The contract is for a 4.8-GW battery of four third-generation, pressurised-water reactors developed by Atmea, a joint venture between Mitsubishi and French industrial conglomerate Areva. The Turkish Electricity Generation Corporation is set to take a 25% stake, according to World Nuclear News. The power plant is expected to come online in phases: the first is set for 2023 and the fourth for 2028.

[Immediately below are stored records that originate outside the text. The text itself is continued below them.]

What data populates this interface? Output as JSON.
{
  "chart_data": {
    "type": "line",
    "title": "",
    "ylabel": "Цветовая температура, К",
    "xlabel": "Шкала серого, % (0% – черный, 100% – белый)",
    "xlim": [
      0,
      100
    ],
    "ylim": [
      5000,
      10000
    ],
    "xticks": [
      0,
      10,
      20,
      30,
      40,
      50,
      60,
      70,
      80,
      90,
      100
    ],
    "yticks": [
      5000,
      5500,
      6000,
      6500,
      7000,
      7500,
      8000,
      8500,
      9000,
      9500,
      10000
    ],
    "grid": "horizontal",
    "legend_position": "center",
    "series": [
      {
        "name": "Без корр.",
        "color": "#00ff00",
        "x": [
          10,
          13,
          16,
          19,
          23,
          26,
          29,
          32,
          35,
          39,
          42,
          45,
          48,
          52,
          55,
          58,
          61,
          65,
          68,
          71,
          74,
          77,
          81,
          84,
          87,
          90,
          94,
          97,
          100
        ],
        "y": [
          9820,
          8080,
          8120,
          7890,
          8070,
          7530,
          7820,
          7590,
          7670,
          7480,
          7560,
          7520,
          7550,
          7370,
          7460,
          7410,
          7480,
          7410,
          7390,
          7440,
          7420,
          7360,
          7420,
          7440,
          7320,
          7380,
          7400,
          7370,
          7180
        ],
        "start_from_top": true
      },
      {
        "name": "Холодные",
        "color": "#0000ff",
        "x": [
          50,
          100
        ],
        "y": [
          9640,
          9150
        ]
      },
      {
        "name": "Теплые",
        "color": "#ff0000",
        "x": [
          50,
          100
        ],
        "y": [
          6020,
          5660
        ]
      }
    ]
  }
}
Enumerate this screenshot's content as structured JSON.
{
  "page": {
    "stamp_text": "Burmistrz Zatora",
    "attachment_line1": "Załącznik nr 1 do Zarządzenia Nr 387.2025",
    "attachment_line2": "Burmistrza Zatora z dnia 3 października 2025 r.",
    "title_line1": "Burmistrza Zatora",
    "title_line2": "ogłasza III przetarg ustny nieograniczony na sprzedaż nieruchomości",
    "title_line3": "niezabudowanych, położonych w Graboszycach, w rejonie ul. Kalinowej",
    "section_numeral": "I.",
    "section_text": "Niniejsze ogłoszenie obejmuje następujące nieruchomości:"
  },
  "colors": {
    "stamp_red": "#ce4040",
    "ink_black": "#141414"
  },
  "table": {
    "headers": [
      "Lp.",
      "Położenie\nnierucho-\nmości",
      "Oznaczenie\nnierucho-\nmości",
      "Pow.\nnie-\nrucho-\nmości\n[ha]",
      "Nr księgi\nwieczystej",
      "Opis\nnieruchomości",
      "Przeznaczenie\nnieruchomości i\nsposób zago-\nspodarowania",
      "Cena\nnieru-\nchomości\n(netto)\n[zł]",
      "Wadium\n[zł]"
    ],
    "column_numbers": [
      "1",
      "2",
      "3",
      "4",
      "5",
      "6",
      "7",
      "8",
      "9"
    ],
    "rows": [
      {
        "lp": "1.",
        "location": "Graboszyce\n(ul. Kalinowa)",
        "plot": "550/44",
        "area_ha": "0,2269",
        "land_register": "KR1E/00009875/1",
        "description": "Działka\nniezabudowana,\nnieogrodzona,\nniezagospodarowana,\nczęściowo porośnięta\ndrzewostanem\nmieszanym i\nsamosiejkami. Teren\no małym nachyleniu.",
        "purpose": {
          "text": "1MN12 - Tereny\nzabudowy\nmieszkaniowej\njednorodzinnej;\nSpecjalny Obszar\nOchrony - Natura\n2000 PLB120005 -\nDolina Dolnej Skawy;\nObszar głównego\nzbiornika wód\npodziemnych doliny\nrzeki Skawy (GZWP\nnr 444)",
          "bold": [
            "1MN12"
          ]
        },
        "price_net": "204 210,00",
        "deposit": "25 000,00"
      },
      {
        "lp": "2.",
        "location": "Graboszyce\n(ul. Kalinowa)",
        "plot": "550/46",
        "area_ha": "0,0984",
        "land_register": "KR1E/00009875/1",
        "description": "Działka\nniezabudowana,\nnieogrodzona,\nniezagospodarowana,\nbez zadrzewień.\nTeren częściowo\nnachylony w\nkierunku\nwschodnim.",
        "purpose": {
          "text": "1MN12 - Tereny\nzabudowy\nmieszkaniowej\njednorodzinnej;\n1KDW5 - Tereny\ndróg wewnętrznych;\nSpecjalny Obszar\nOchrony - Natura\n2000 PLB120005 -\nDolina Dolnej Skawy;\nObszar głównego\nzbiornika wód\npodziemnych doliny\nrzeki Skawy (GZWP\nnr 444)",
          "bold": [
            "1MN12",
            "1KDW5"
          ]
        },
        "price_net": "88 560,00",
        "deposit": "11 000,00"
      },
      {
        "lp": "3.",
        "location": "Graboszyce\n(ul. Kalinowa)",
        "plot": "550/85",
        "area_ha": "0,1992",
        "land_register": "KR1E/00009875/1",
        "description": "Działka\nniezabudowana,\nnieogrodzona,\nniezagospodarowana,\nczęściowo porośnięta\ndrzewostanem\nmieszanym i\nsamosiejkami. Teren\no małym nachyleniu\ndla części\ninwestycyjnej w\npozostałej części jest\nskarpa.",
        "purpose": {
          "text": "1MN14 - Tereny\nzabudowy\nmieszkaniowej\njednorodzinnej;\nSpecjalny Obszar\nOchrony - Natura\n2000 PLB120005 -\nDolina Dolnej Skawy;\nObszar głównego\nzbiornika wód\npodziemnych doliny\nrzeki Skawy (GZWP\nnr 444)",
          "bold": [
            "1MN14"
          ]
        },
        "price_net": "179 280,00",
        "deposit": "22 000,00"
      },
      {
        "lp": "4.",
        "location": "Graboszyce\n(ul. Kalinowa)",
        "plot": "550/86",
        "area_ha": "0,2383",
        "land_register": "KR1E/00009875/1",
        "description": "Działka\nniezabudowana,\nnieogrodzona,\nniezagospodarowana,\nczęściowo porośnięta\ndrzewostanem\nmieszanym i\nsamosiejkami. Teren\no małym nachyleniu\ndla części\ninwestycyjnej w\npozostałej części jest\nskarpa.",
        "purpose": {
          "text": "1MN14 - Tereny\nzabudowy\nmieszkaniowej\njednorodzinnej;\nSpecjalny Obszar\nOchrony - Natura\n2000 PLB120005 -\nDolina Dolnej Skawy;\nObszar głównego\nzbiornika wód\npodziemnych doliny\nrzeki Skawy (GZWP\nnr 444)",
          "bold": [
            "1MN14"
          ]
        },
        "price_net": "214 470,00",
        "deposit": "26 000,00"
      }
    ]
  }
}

The IAEA conducted a review of Turkish preparations for nuclear power. “The report concludes that Turkey has made important progress in its development of nuclear infrastructure for a nuclear power programme and that strong government support for the project is evident,” the IAEA said in February 2014. However, it also noted that Turkey needed a national policy on nuclear energy, a firm regulatory body and a national plan for human-resource development. Turkish Ministry of Energy and Natural Resources officials pledged to address all of the IAEA recommendations.

Despite the challenges with the first two planned facilities, Yıldız has conveyed Erdoğan’s desire for yet another plant. “Hopefully, we will build the third nuclear plant under the management of Turkish engineers. This will be an important test, and I think we will be ready for the task after 2023,” he told local media. The proposed site in Turkey’s Kırklareli Province near the Greek border is near one of the last floodplain forests in Europe.

Neighbours like Greece could raise geostrategic red flags, worried that a nuclearised Turkey could upset the region’s security balances and prompt other Middle Eastern states – already wary about atomic-armed Israel and, potentially, Iran – to go nuclear. Terrorism is another risk, whether to the plant itself or in the management and transportation of nuclear waste, Turkey’s Centre for Economics and Foreign Policy Studies said.

Nuclear Threat

But the main concerns are environmental. Seismologists say both Sinop and Akkuyu are in earthquake-prone areas in a country crisscrossed by geological fault lines, increasing the risk of a meltdown. Since Akkuyu’s nuclear waste will be reclaimed by Russia, it must be transported through Istanbul’s sensitive Bosporus Strait, on the banks of which some 15m people reside. Rare Mediterranean species like the indigenous seal and the caretta caretta turtle could face further endangerment from higher water temperatures caused by Akkuyu using seawater to cool its reactors, according to Greenpeace.

“In the event of an accident, all of Turkey and its neighbours would be affected by radiation fallout,” Greenpeace said, arguing that the launch of an industry as costly as nuclear is unnecessary when Turkey’s projected green-energy potential of nearly 36 GW by 2018 would more than cover demand.

Memories persist of the 1986 disaster at Chernobyl, built by Rosatom, in Soviet-era Ukraine, with some experts linking the rate of cancer deaths in parts of northern Turkey – more than double that of the rest of the country – to the catastrophe across the Black Sea. The more recent triple meltdown at Fukushima in 2011 has convinced others that atomic power is still too risky. That the government has chosen Russia and Japan, whose plants were behind the worst disasters in recent history, worries many. “Until the issues of high costs, operational security, disposing waste and the risks that terrorists could get their hands on the waste are resolved in a reasonable and satisfying way, we need to stay away from atomic power,” Pamir added.